The Grapes of Wrath
by John Steinbeck
Analysis: Plot Analysis
Most good stories start with a fundamental list of ingredients: the initial situation, conflict, complication, climax, suspense, denouement, and conclusion. Great writers sometimes shake up the recipe and add some spice.
The land is changing.
There's been a drought, dust storms are rampant, crops are dead, the economy is weak, and landowners must kick tenant farmers (like the Joads) off of the land.
The Joads must move westward.
The Joads must leave their home and their land, and seek a new life in California. With no work here in Oklahoma, they have no other choice.
California is not all that.
Over three hundred thousand people have moved to California, all looking for the same thing: jobs. The Joads can't find steady work and can't settle down.
Tom kills a man.
Tom is reunited with Reverend Casy, who has become an "agitator" or a picketer, fighting for worker rights. The authorities murder Casy, and Tom kills one of the authorities. He's in big trouble now.
Ruthie spills the beans. The floodwaters rise.

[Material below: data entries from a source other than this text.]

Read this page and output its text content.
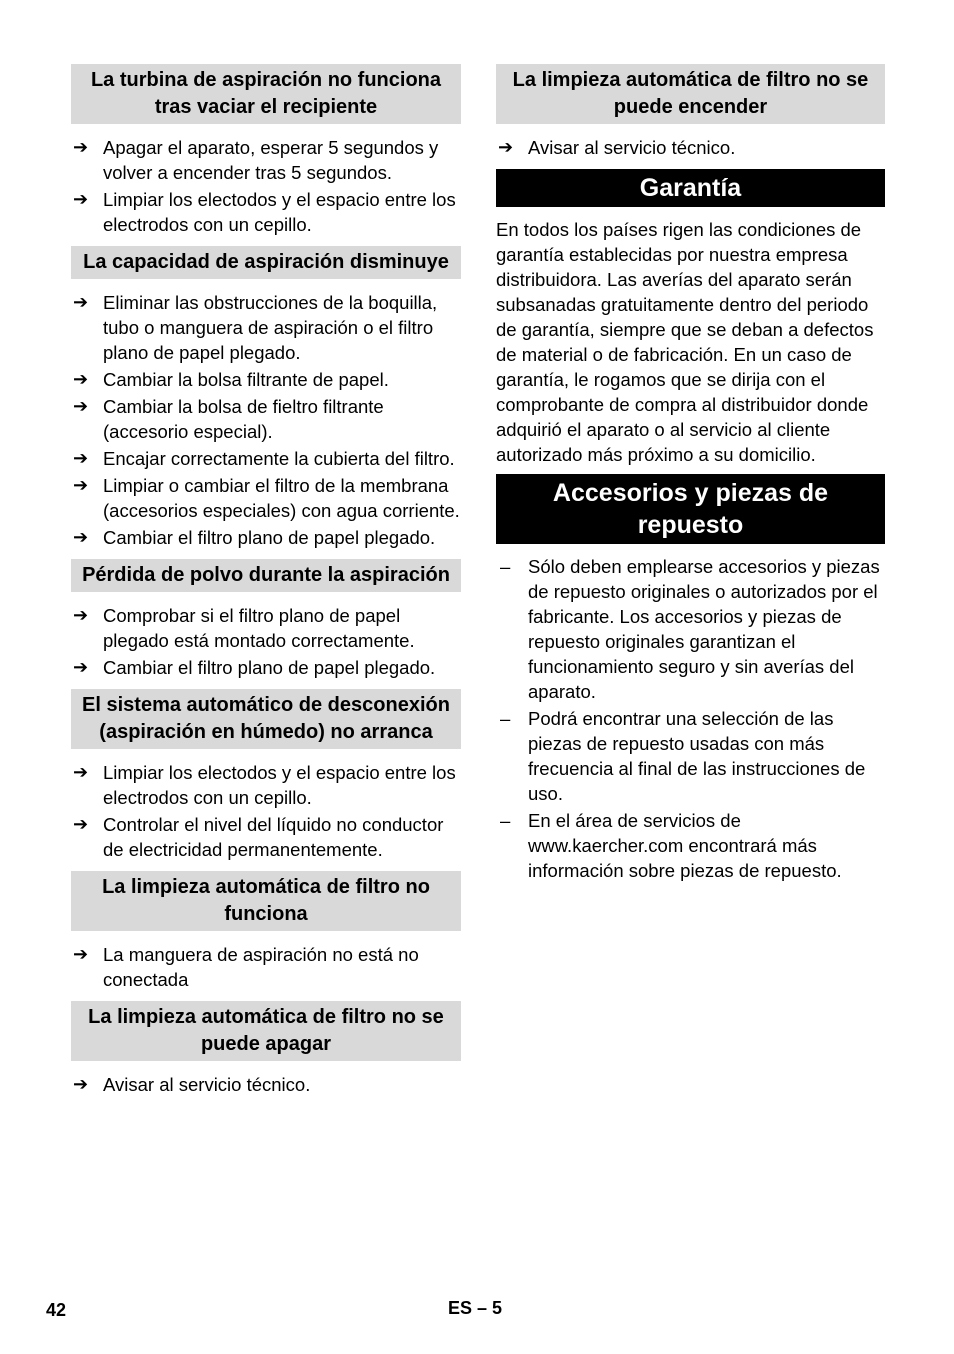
La turbina de aspiración no funciona tras vaciar el recipiente
➔ Apagar el aparato, esperar 5 segundos y volver a encender tras 5 segundos.
➔ Limpiar los electodos y el espacio entre los electrodos con un cepillo.
La capacidad de aspiración disminuye
➔ Eliminar las obstrucciones de la boquilla, tubo o manguera de aspiración o el filtro plano de papel plegado.
➔ Cambiar la bolsa filtrante de papel.
➔ Cambiar la bolsa de fieltro filtrante (accesorio especial).
➔ Encajar correctamente la cubierta del filtro.
➔ Limpiar o cambiar el filtro de la membrana (accesorios especiales) con agua corriente.
➔ Cambiar el filtro plano de papel plegado.
Pérdida de polvo durante la aspiración
➔ Comprobar si el filtro plano de papel plegado está montado correctamente.
➔ Cambiar el filtro plano de papel plegado.
El sistema automático de desconexión (aspiración en húmedo) no arranca
➔ Limpiar los electodos y el espacio entre los electrodos con un cepillo.
➔ Controlar el nivel del líquido no conductor de electricidad permanentemente.
La limpieza automática de filtro no funciona
➔ La manguera de aspiración no está no conectada
La limpieza automática de filtro no se puede apagar
➔ Avisar al servicio técnico.
La limpieza automática de filtro no se puede encender
➔ Avisar al servicio técnico.
Garantía

En todos los países rigen las condiciones de garantía establecidas por nuestra empresa distribuidora. Las averías del aparato serán subsanadas gratuitamente dentro del periodo de garantía, siempre que se deban a defectos de material o de fabricación. En un caso de garantía, le rogamos que se dirija con el comprobante de compra al distribuidor donde adquirió el aparato o al servicio al cliente autorizado más próximo a su domicilio.

Accesorios y piezas de repuesto
– Sólo deben emplearse accesorios y piezas de repuesto originales o autorizados por el fabricante. Los accesorios y piezas de repuesto originales garantizan el funcionamiento seguro y sin averías del aparato.
– Podrá encontrar una selección de las piezas de repuesto usadas con más frecuencia al final de las instrucciones de uso.
– En el área de servicios de www.kaercher.com encontrará más información sobre piezas de repuesto.
42	ES – 5
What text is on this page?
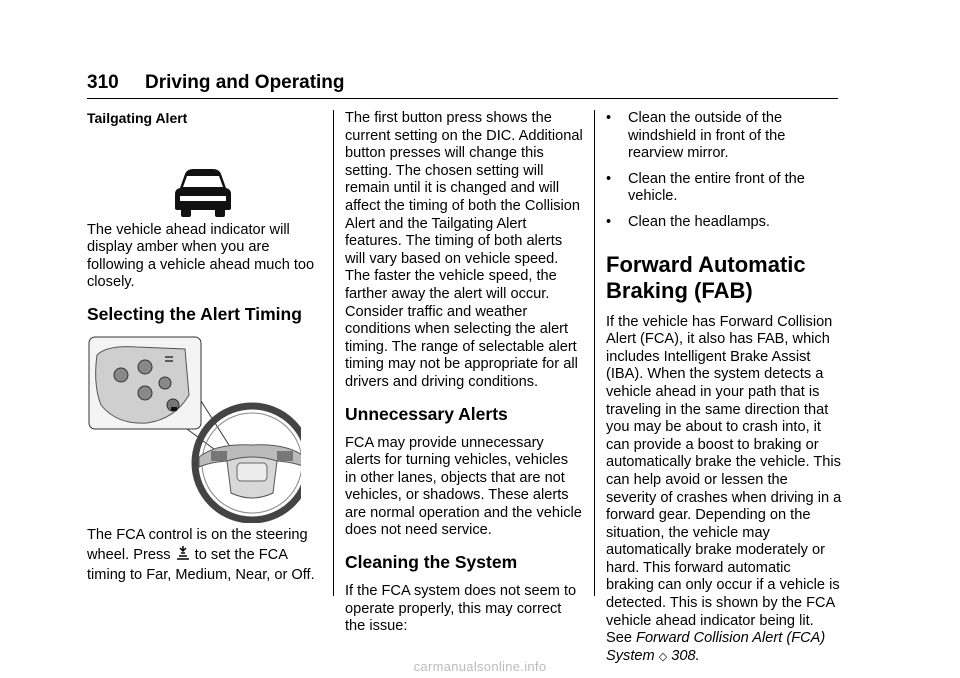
310 Driving and Operating

Tailgating Alert

The vehicle ahead indicator will display amber when you are following a vehicle ahead much too closely.

Selecting the Alert Timing

The FCA control is on the steering wheel. Press to set the FCA timing to Far, Medium, Near, or Off.

The first button press shows the current setting on the DIC. Additional button presses will change this setting. The chosen setting will remain until it is changed and will affect the timing of both the Collision Alert and the Tailgating Alert features. The timing of both alerts will vary based on vehicle speed. The faster the vehicle speed, the farther away the alert will occur. Consider traffic and weather conditions when selecting the alert timing. The range of selectable alert timing may not be appropriate for all drivers and driving conditions.

Unnecessary Alerts

FCA may provide unnecessary alerts for turning vehicles, vehicles in other lanes, objects that are not vehicles, or shadows. These alerts are normal operation and the vehicle does not need service.

Cleaning the System

If the FCA system does not seem to operate properly, this may correct the issue:

•	Clean the outside of the windshield in front of the rearview mirror.
•	Clean the entire front of the vehicle.
•	Clean the headlamps.

Forward Automatic Braking (FAB)

If the vehicle has Forward Collision Alert (FCA), it also has FAB, which includes Intelligent Brake Assist (IBA). When the system detects a vehicle ahead in your path that is traveling in the same direction that you may be about to crash into, it can provide a boost to braking or automatically brake the vehicle. This can help avoid or lessen the severity of crashes when driving in a forward gear. Depending on the situation, the vehicle may automatically brake moderately or hard. This forward automatic braking can only occur if a vehicle is detected. This is shown by the FCA vehicle ahead indicator being lit.

See Forward Collision Alert (FCA) System ◇ 308.

carmanualsonline.info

Tom tries to hide from the world until the murder he's committed blows over, but his little sister accidentally spills the beans and tells the world what he's done. Meanwhile, it starts raining really hard and the creek beside the Joads' boxcar home rises.
Tom runs away, the Joads escape.
Not wanting to drag his family into his crime, Tom runs away for good. As the floodwaters continue to rise, Rose of Sharon's baby is stillborn. The Joads leave their boxcar in search of higher and dryer ground.
A dying man is nursed.
In a barn, Rose of Sharon nurses a half-starved man with her own breast milk.